In legal terms, that type of sexual harassment is called quid pro quo. The other kind, hostile environment, involves inappropriate sexually oriented comments and/or actions against a co-worker.
Attorneys usually advise against fighting a suit in which a subordinate sues a supervisor in a quid pro quo case. Juries rarely find for the supervisor, and the damage to a company’s reputation can’t be measured in dollar terms.
“More companies are flat out prohibiting these type of relationships in their sexual harassment policies,” Valponi says. “The risks are just too high.”
Aside from forbidding supervisor/subordinate relationships, Valponi outlined other guidelines to safeguard your company against sexual harassment lawsuits.
Put it in writing
If you haven’t done so already, adopt a zero tolerance policy that forbids sexual harassment in the workplace and clearly defines what kind of behavior is sexual harassment.
Avoid the legalese. Make sure the policy contains a complaint procedure for employees if they think they or one of their coworkers are the victim of sexual harassment. Often the victim doesn’t feel comfortable filing a complaint; when one is filed, there should be more than one person that can field it.
“If your policy says, ‘Take all complaints to your supervisor,’ but your supervisor is the one that’s harassing you, then what’s the point in taking it there?” Valponi says.
If you run a larger company, pick two or three people who can field complaints. For example, the person in charge of HR or another supervisor outside the department could field complaints, in addition to the employee’s main supervisor.
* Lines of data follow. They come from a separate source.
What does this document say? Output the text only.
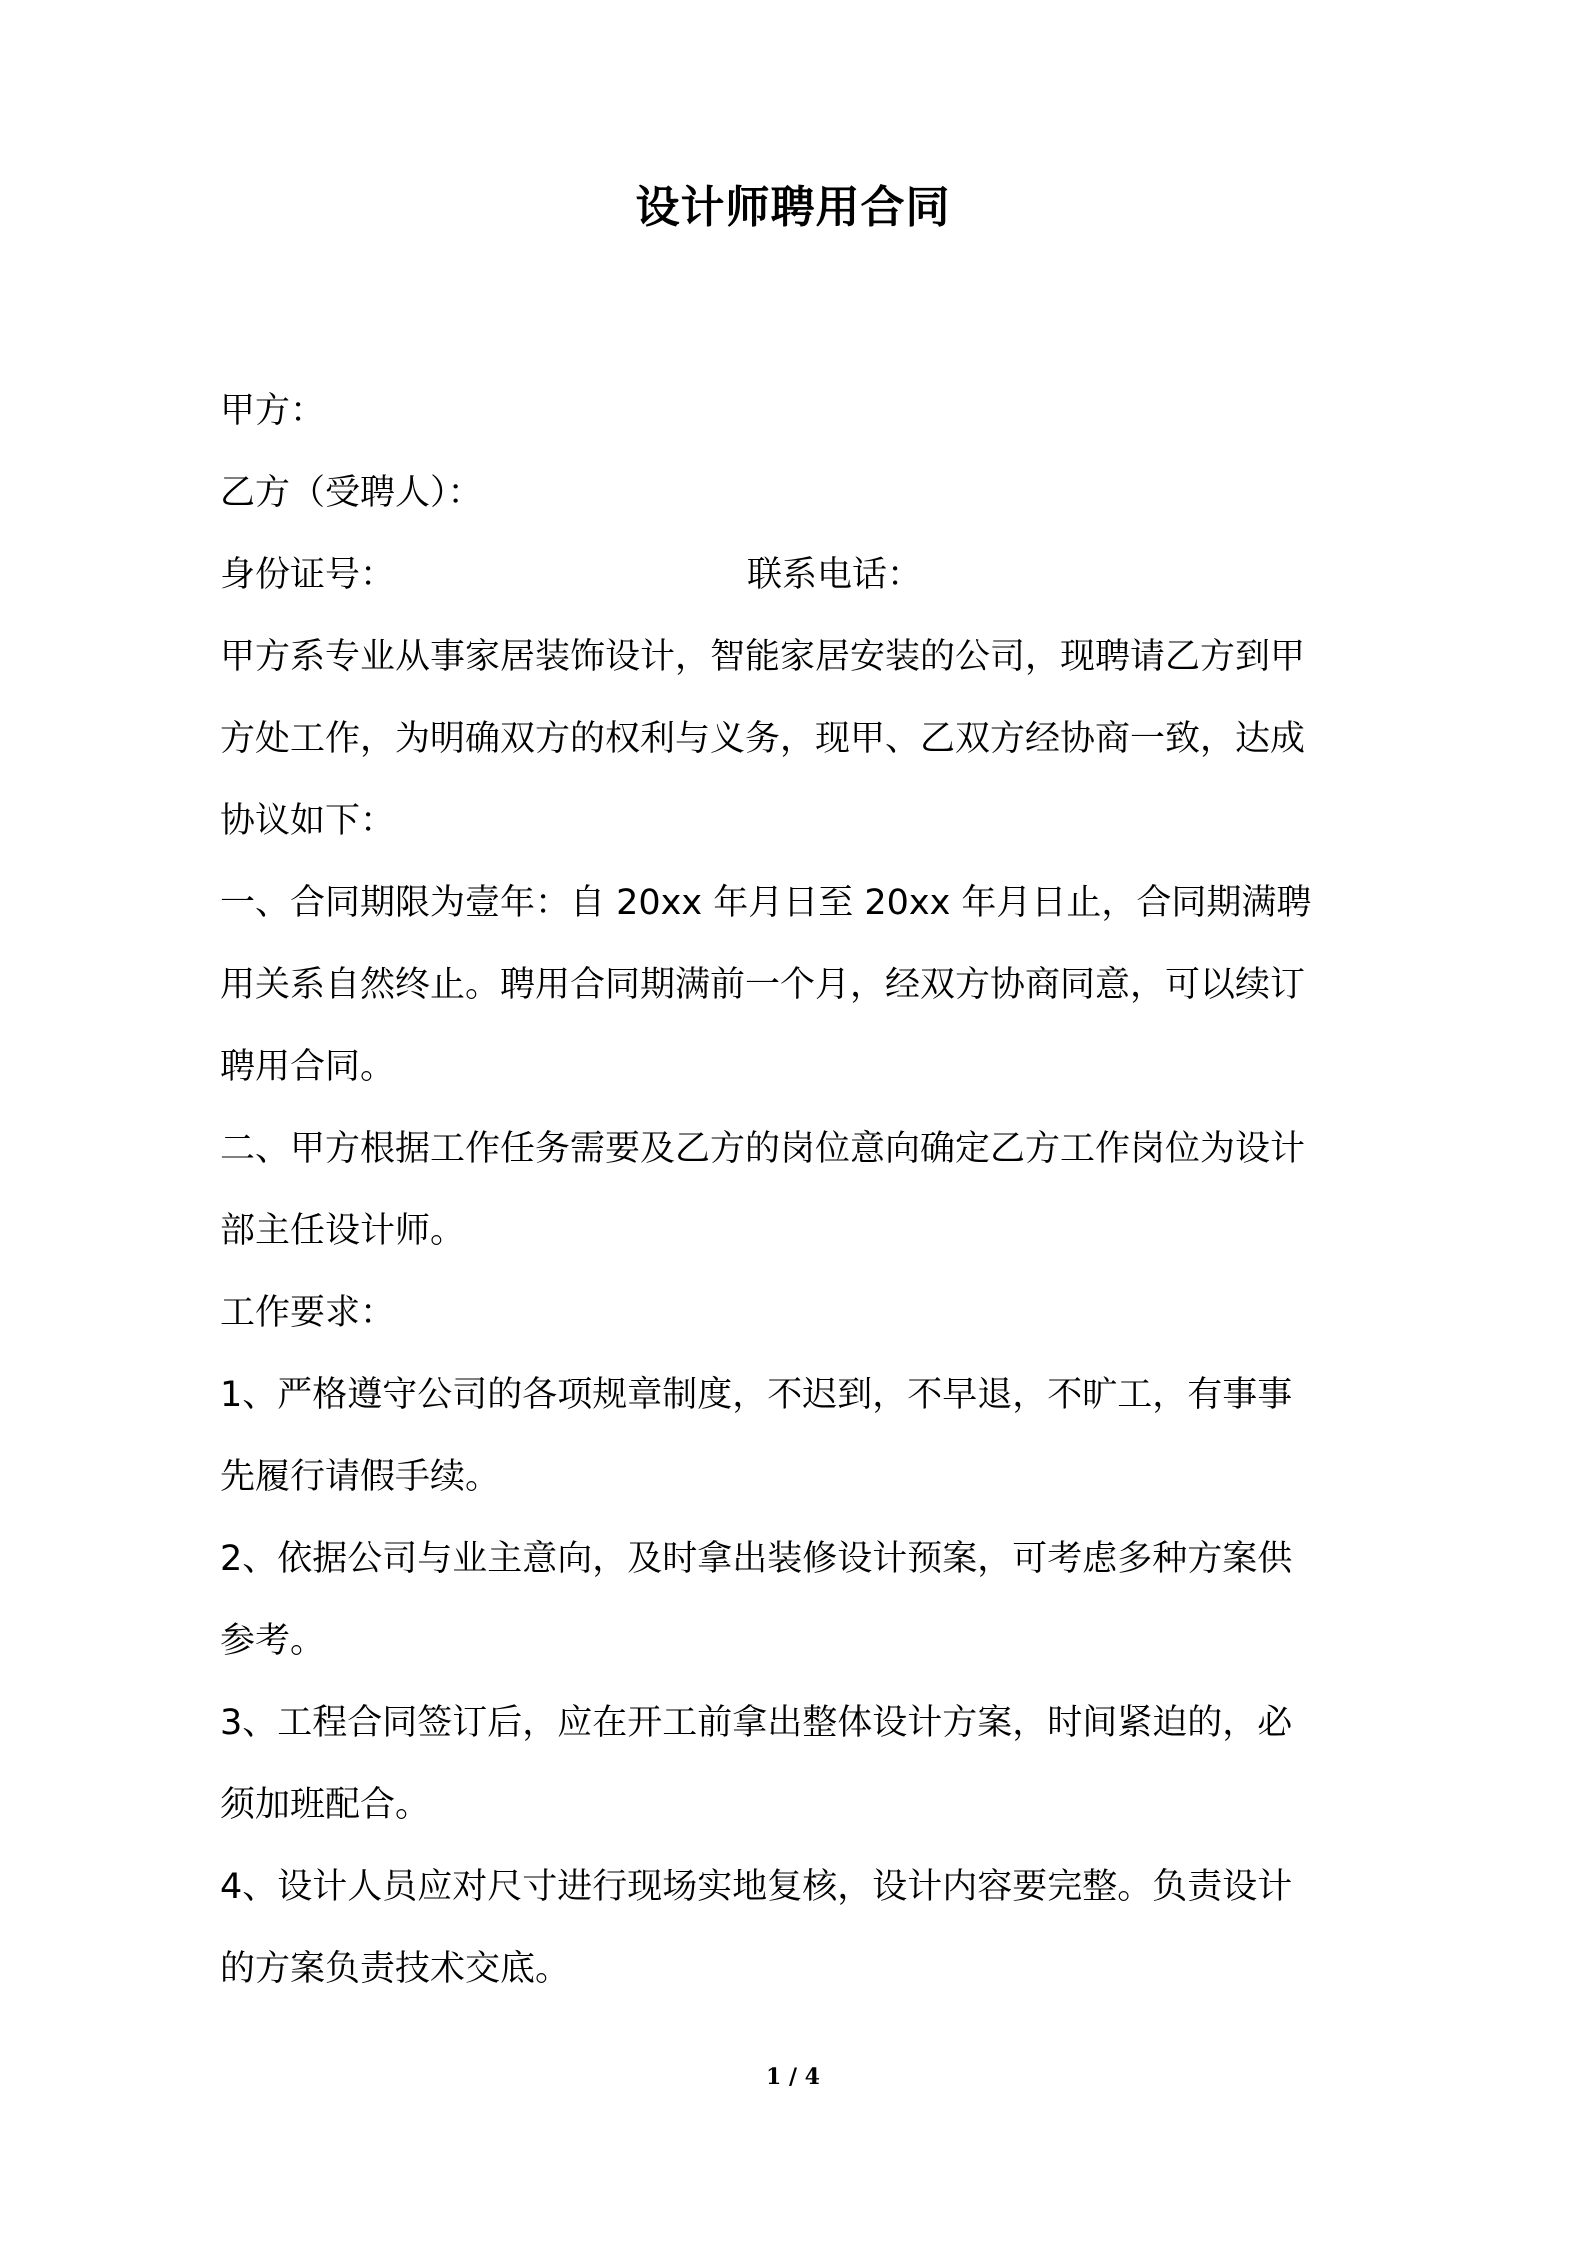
设计师聘用合同
甲方：
乙方（受聘人）：
身份证号：	联系电话：
甲方系专业从事家居装饰设计，智能家居安装的公司，现聘请乙方到甲
方处工作，为明确双方的权利与义务，现甲、乙双方经协商一致，达成
协议如下：
一、合同期限为壹年：自 20xx 年月日至 20xx 年月日止，合同期满聘
用关系自然终止。聘用合同期满前一个月，经双方协商同意，可以续订
聘用合同。
二、甲方根据工作任务需要及乙方的岗位意向确定乙方工作岗位为设计
部主任设计师。
工作要求：
1、严格遵守公司的各项规章制度，不迟到，不早退，不旷工，有事事
先履行请假手续。
2、依据公司与业主意向，及时拿出装修设计预案，可考虑多种方案供
参考。
3、工程合同签订后，应在开工前拿出整体设计方案，时间紧迫的，必
须加班配合。
4、设计人员应对尺寸进行现场实地复核，设计内容要完整。负责设计
的方案负责技术交底。
1 / 4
Make sure your other policies match the sexual harassment policy. In this computer age, e-mail and the Internet are often used for sexual harassment.
Make it clear that company computers belong to the company and that they’re to be used for company business only. Because it’s company property, it’s subject to monitoring or searching without employee notice. The same goes for telephones and voice mail.
If you’re implementing a policy midstream, have employees sign an acknowledgement that they read it and indicate the date they read it. Follow up by training supervisors and employees on the issues: How to file a complaint, what to do when a complaint is filed and how to respond.
“If you do a cost-benefit analysis, what is the benefit of letting employees post nude calendars or other materials in the workplace?” Valponi says. “The cost of doing that is finding yourself embroiled in a sexual harassment lawsuit. It’s not worth it.”